Maize farmers of Uasin Gishu and Elgeyo Marakwet refuse to shift to Moi’s Bridge

Hundreds of Uasin Gishu and Elgeyo Marakwet maize farmers are refusing the NCPB directive to take their harvest to Moi’s Bridge depot for drying.

They must also pay transport and drying costs.

Farmers say they will demonstrate and bring all business in Eldoret to a halt if the decision is not rescinded.

The move away from Eldoret is temporary and intended to ensure wheat farmers also can also use proper drying facilities.

Maize farmers say they should rotate week by week with wheat farmers.

The maize must not exceed 13.5 per cent moisture content, or the government will not buy it.

A senior official at the NCPB Eldoret depot, who declined to be named, said they had advised farmers to take their maize to Moi’s Bridge for drying.

He said the move is temporary.

The decision was made to make way wheat farmers who have been delivering harvests since last week at the Eldoret facility.

He said the wheat farmers also need to use the only available drying machine. But the maize farmers say they will defy the Board’s directive.

Their spokesperson Elkana Kanda told the press in Eldoret the move is ill-advised and the extra expenses would eat into their profit margins.

“It’s wrong for the management to wake up one morning and ambush us with a directive that we take our maize harvests to Moi’s Bridge depot.

“Worse still, they want us to meet the costs of transporting and drying the harvests,” he said.

Kenya Farmers’ Association director Kipkorir Menjo told the board to solve the problem, instead of leaving the farmers in a dilemma.

“The management should come up with a rotational system where maize farmers are allowed to dry their crop for one week, then create room for wheat farmers to use it in the following week,” he said. Last year, the Association urged the Agriculture ministry to open more depots to ease congestion.

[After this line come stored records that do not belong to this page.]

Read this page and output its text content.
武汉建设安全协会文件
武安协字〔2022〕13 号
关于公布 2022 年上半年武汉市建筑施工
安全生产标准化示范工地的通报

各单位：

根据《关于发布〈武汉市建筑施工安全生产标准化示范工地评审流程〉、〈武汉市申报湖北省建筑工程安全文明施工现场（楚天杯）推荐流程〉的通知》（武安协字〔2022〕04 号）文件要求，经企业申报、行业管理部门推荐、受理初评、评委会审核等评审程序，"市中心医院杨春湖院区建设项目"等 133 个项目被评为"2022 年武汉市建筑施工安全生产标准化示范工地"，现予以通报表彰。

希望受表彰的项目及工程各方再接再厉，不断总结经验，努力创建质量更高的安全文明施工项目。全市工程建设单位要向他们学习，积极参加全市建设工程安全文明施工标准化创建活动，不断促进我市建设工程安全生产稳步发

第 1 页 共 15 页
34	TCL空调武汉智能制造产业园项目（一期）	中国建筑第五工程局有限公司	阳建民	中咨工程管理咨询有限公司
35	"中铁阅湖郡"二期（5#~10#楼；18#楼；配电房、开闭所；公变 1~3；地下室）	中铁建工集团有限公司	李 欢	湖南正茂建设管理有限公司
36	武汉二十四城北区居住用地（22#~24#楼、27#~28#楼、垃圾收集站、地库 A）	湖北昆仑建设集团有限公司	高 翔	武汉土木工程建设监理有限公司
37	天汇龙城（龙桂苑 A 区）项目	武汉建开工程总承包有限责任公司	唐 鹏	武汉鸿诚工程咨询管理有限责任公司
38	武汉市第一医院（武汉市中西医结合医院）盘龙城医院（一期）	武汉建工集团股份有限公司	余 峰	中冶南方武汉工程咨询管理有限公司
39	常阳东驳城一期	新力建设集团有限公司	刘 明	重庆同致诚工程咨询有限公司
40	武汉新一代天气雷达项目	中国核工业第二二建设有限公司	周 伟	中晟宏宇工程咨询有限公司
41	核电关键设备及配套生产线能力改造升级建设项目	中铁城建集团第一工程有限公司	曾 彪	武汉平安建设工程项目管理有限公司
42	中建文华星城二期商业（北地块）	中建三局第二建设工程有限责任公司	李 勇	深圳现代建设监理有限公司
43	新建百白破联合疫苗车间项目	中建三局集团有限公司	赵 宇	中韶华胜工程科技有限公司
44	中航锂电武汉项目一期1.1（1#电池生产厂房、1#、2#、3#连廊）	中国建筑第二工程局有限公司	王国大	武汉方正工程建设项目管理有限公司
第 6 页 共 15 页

It also urged the government to immediately hire more staff to speed produce delivery. Menjo said farmers are afraid their maize would spoil before the government could buy it.

“The National Cereals and Produce Board should speed up the process,” Menjo said then.

In recent years, some maize farmers in the county have ditched maize framing for horticultural crops, citing poor returns.